Tourists’ Visits Jump After ‘Chernobyl’ TV Series

The television series 'Chernobyl,' focused on the catastrophic event that occurred at the nuclear power plant 33 years ago, is enjoying worldwide success. As a result, tourists are flocking to see the site for themselves


The success of “Chernobyl,” a U.S. television miniseries examining the world’s worst nuclear accident at Chornobyl has driven up the number of tourists wanting to see the plant and the ghostly abandoned town that neighbors it for themselves. One Chornobyl tour agency reported a 40 percent rise in trip bookings since the series began in May.

“Chornobyl is such, from the one hand, it is such a sobering place. But on the other hand, it’s just a place… it’s a beautiful place. You see that the nature returns and takes over and over and that’s what we can see. You can feel that you are very calm here, you can just feel the atmosphere. This is actually the only place, I would say, in Ukraine where you can really feel the atmosphere of the USSR,” tour guide Viktoria Brozhko said.

Last April marked the 33rd anniversary of the Chornobyl nuclear disaster in then-Soviet Ukraine, caused by a botched safety test in the fourth reactor of the atomic plant that sent clouds of nuclear material across much of Europe. The miniseries depicts the explosion’s aftermath, the vast clean-up operation, and the subsequent inquiry.

“Actually it’s awesome like I couldn’t say… I mean I am very impressed in a positive way – like the way you see and you can relate when you see those empty buildings. It’s just fantastic. You just feel like you connect with people that were actually here and you kind of feel what they felt when they had to leave. It’s a very cool thing to experience,” Brazilian tourists Caroline Maciel said.

In Pripyat, the ghost town once home to 50,000 people who mainly worked at the plant, an amusement park houses a rusting hulk of a merry-go-round, a bumper-cars track, and a giant Ferris wheel that never went into operation. The wheel was to open on May 1 – the traditional May Day holiday.

“Yeah, it’s very surreal being here. Yeah, it’s really isolated obviously and just seeing how nature is taking back over the buildings and all the roads, just seeing how everything is falling into pieces. In Pripyat, from what I’ve seen so far – it looked like it would have been a really nice town actually down the river by the pond.

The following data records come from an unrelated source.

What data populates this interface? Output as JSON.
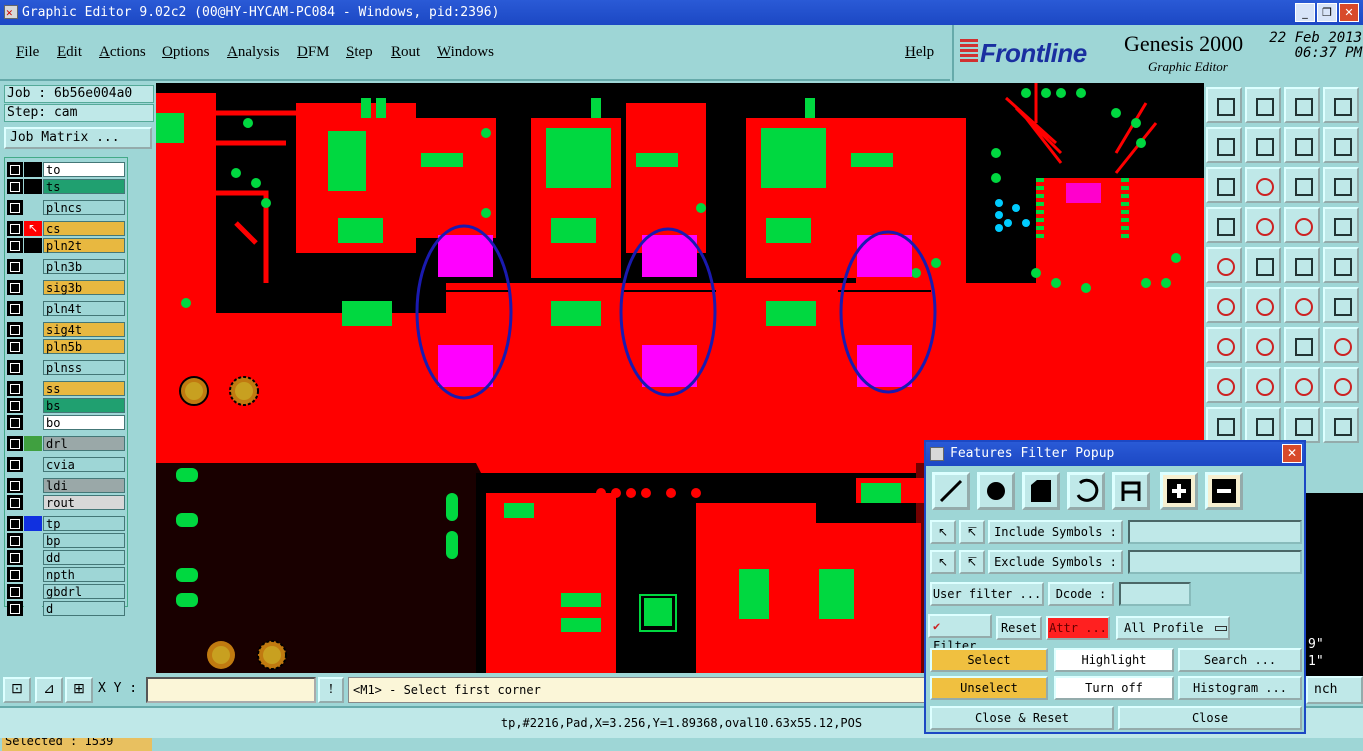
{
  "window": {
    "title": "Graphic Editor 9.02c2 (00@HY-HYCAM-PC084 - Windows, pid:2396)",
    "min": "_",
    "max": "❐",
    "close": "✕"
  },
  "menu": [
    "File",
    "Edit",
    "Actions",
    "Options",
    "Analysis",
    "DFM",
    "Step",
    "Rout",
    "Windows"
  ],
  "help": "Help",
  "brand": {
    "logo": "Frontline",
    "product": "Genesis 2000",
    "subtitle": "Graphic Editor",
    "date": "22 Feb 2013",
    "time": "06:37 PM"
  },
  "job": {
    "job_line": "Job : 6b56e004a0",
    "step_line": "Step: cam",
    "matrix_button": "Job Matrix ..."
  },
  "layers": [
    {
      "name": "to",
      "color": "#ffffff",
      "swatch": "#000000"
    },
    {
      "name": "ts",
      "color": "#20a070",
      "swatch": "#000000"
    },
    {
      "name": "plncs",
      "color": "#9ed6d6",
      "swatch": "#9ed6d6"
    },
    {
      "name": "cs",
      "color": "#e8b840",
      "swatch": "#ff0000",
      "active": true
    },
    {
      "name": "pln2t",
      "color": "#e8b840",
      "swatch": "#000000"
    },
    {
      "name": "pln3b",
      "color": "#9ed6d6",
      "swatch": "#9ed6d6"
    },
    {
      "name": "sig3b",
      "color": "#e8b840",
      "swatch": "#9ed6d6"
    },
    {
      "name": "pln4t",
      "color": "#9ed6d6",
      "swatch": "#9ed6d6"
    },
    {
      "name": "sig4t",
      "color": "#e8b840",
      "swatch": "#9ed6d6"
    },
    {
      "name": "pln5b",
      "color": "#e8b840",
      "swatch": "#9ed6d6"
    },
    {
      "name": "plnss",
      "color": "#9ed6d6",
      "swatch": "#9ed6d6"
    },
    {
      "name": "ss",
      "color": "#e8b840",
      "swatch": "#9ed6d6"
    },
    {
      "name": "bs",
      "color": "#20a070",
      "swatch": "#9ed6d6"
    },
    {
      "name": "bo",
      "color": "#ffffff",
      "swatch": "#9ed6d6"
    },
    {
      "name": "drl",
      "color": "#9aa8a8",
      "swatch": "#40a040"
    },
    {
      "name": "cvia",
      "color": "#9ed6d6",
      "swatch": "#9ed6d6"
    },
    {
      "name": "ldi",
      "color": "#9aa8a8",
      "swatch": "#9ed6d6"
    },
    {
      "name": "rout",
      "color": "#d8d8d8",
      "swatch": "#9ed6d6"
    },
    {
      "name": "tp",
      "color": "#9ed6d6",
      "swatch": "#1030e0"
    },
    {
      "name": "bp",
      "color": "#9ed6d6",
      "swatch": "#9ed6d6"
    },
    {
      "name": "dd",
      "color": "#9ed6d6",
      "swatch": "#9ed6d6"
    },
    {
      "name": "npth",
      "color": "#9ed6d6",
      "swatch": "#9ed6d6"
    },
    {
      "name": "gbdrl",
      "color": "#9ed6d6",
      "swatch": "#9ed6d6"
    },
    {
      "name": "d",
      "color": "#9ed6d6",
      "swatch": "#9ed6d6"
    }
  ],
  "selected": "Selected : 1539",
  "status": {
    "xy_label": "X Y :",
    "xy_value": "",
    "exclaim": "!",
    "prompt": "<M1> - Select first corner"
  },
  "info": "tp,#2216,Pad,X=3.256,Y=1.89368,oval10.63x55.12,POS",
  "partial_right": {
    "line1": "9\"",
    "line2": "1\"",
    "launch": "nch"
  },
  "popup": {
    "title": "Features Filter Popup",
    "include_label": "Include Symbols :",
    "include_value": "",
    "exclude_label": "Exclude Symbols :",
    "exclude_value": "",
    "user_filter": "User filter ...",
    "dcode_label": "Dcode :",
    "dcode_value": "",
    "filter_label": "Filter",
    "reset": "Reset",
    "attr": "Attr ...",
    "profile": "All Profile",
    "select": "Select",
    "highlight": "Highlight",
    "search": "Search ...",
    "unselect": "Unselect",
    "turn_off": "Turn off",
    "histogram": "Histogram ...",
    "close_reset": "Close & Reset",
    "close": "Close"
  },
  "colors": {
    "copper": "#ff0000",
    "pad": "#00d840",
    "magenta": "#ff00ff",
    "ellipse": "#1a1ab0",
    "title_blue": "#1c48c4"
  }
}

It looked beautiful, but of course, it’s uninhabitable now which is a shame,” English tourist Gareth Burrows said.

Day-trippers board buses in the center of Kyiv and are driven 120 kilometers to the area, where they can see monuments to the victims and abandoned villages and have lunch in the only restaurant in the town of Chornobyl.

“If this really becomes a super crowded tourist site, it also takes away the whole experience of being in an isolated place, because there are quite a lot of tourists already here and it does kind of take away the experience of being in a completely abandoned town, so I think if more and more tourists come here, that will ruin the experience, I think,” Dutch tourist Thieme Burrows said.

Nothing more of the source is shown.